Fukuda, the assistant director-general of health security and environment, summed up the meeting this way: "Basically a pause on the use of the research, a pause on the publication and a pause on conducting further work on these new viruses."

But he said there was a general agreement that the science in the papers needs to be shared. "The value of publishing it in full and the difficulties of trying to implement a redacted article were clear to everybody. I don't think there was disagreement."

Officially, though, not everyone did agree.

The meeting didn't take votes -- issues were decided based on a consensus. But Keim did not agree with the decision that redacting the studies was unworkable.

And Dr. Anthony Fauci, the head of the U.S. National Institutes of Health, told the group he supported the recommendation of the NSABB. Fauci, whose institute funded the work, was representing the U.S. government at the meeting. To have come out in favour of full publication would have put him in opposition to his government.

Fauci described the opinion in the room this way: "It was clear that the consensus of the group was that given the clear and present danger of an evolving virus in the field, out there in the real world and the need to address this clear and present danger by research that helps to understand how viruses adapt themselves and go from one species to another ... that outweighs the hypothetical risk of a bioterrorist."

Nature editor Dr. Phillip Campbell confirmed after the meeting that his journal intends to publish in full the Kawaoka study, though he did not say when.

"Discussions at the WHO meeting made it clear how ineffective redaction and restricted distribution would be for the Nature paper," he said in a statement. "It also underlined how beneficial publication of the full paper could be. So that is how we intend to proceed."

His counterpart at Science, Dr. Bruce Alberts, said his journal will junk its plan to publish an abbreviated version of Fouchier's study in late March. Alberts said Science is waiting for clarifying information on what the decisions taken at the WHO meeting mean.

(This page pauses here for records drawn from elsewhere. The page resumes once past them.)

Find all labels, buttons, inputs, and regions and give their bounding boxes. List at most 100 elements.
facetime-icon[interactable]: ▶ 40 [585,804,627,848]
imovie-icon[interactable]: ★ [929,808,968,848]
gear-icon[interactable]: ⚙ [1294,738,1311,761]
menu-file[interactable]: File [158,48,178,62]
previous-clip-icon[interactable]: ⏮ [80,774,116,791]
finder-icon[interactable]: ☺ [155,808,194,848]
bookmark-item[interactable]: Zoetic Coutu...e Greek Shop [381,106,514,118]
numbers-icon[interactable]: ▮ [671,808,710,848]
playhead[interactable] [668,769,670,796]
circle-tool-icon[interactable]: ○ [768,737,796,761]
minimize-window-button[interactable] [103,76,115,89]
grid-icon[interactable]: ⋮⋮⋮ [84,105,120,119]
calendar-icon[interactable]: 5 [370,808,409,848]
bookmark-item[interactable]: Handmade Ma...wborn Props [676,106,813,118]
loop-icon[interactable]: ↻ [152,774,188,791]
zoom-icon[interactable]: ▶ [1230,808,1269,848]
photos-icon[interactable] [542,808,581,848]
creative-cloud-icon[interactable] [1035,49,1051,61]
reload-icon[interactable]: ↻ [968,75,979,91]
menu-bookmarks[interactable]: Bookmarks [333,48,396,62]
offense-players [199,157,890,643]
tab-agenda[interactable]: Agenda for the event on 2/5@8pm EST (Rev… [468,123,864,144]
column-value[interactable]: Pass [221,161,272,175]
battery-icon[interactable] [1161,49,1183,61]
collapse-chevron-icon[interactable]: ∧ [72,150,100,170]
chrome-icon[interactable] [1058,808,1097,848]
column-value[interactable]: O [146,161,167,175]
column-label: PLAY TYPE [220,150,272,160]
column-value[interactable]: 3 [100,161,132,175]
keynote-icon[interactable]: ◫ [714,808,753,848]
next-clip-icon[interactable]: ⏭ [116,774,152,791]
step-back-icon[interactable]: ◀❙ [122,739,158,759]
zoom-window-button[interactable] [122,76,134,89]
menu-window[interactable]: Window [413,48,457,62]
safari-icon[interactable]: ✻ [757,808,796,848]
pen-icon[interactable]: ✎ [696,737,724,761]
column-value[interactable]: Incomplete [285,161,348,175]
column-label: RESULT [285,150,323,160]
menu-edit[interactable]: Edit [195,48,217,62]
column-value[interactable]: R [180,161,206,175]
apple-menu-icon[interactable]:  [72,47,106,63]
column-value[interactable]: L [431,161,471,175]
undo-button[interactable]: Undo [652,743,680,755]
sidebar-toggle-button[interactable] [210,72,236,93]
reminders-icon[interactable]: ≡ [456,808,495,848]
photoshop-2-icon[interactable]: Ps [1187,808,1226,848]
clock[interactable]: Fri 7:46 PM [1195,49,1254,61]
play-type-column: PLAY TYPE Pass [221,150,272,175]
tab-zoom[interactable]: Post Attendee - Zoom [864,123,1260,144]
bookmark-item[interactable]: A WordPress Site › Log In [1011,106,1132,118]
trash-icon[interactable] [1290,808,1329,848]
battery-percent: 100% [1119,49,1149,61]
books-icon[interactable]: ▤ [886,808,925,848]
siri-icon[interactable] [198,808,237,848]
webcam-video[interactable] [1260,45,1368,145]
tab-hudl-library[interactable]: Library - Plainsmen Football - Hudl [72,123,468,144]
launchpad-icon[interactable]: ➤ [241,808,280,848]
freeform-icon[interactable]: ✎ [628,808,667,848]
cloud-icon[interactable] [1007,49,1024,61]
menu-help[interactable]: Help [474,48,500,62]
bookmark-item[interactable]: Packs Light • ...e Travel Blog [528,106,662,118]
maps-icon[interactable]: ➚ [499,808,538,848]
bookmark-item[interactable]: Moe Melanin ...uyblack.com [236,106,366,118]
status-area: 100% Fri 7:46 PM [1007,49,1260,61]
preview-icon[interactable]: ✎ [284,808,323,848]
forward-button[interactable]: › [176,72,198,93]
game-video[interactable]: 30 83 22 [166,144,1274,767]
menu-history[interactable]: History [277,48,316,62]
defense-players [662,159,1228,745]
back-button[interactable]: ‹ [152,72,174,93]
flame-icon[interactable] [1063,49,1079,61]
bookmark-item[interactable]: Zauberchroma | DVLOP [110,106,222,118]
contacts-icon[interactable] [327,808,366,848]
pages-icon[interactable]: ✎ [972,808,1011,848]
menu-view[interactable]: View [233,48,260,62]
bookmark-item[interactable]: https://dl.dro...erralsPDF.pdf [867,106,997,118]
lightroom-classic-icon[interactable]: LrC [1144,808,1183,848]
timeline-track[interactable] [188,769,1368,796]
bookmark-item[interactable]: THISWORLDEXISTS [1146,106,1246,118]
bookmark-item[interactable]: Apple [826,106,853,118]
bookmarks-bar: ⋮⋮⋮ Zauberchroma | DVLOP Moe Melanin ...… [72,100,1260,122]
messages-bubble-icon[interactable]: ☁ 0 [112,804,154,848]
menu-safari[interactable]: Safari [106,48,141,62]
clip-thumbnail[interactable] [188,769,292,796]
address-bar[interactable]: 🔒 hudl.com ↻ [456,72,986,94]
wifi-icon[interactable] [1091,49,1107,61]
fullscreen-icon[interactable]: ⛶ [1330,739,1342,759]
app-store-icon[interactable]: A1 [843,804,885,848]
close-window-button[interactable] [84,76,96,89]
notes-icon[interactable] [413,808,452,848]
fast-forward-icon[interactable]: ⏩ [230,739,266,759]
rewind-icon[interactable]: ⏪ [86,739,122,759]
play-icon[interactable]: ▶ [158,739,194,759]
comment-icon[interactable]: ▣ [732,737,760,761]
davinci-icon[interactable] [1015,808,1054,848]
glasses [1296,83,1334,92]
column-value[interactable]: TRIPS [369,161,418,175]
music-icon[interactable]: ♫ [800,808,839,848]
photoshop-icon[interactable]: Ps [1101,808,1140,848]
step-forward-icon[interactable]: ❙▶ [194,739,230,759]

Fukuda told a virtual news conference after the end of the two-day meeting that the group felt it was not feasible to set up a system whereby the full studies would be shared with people on a need-to-know basis.

There are huge legal hurdles surrounding the sharing of information that has been redacted for biosecurity issues, especially across international borders. Fouchier said if publication were delayed until they could be worked through those issues, the studies wouldn't see the light of day for years. "It's either publish or not publish," he said.

The controversy has been raging since last fall when it came to light that Fouchier and Kawaoka had succeeded at coaxing H5N1 viruses to mutate to the point where they spread easily among ferrets. Several earlier attempts had failed to produce a more transmissible H5N1 virus.

The fact a virus spreads easily among ferrets is not a guarantee it would do so in humans, but it is impossible to prove or disprove that. The lab-made viruses cannot be tested in people.

Studies of this type have been conducted for several years, fuelled by concern that H5N1 might cause a human pandemic. Currently infections in people appear to be rare, but of those that are spotted, the outcomes are often deadly.

Concerned that the researchers' methods could be used by those with ill intents, the NSABB requested that the U.S. government ask Science and Nature to hold back key portions of the work. The U.S. government did so.

The journals and researchers reluctantly agreed, but on the proviso that a system be set up to ensure people with legitimate need to see the full works would have access to them. The Geneva meeting concluded such a system would be unworkable.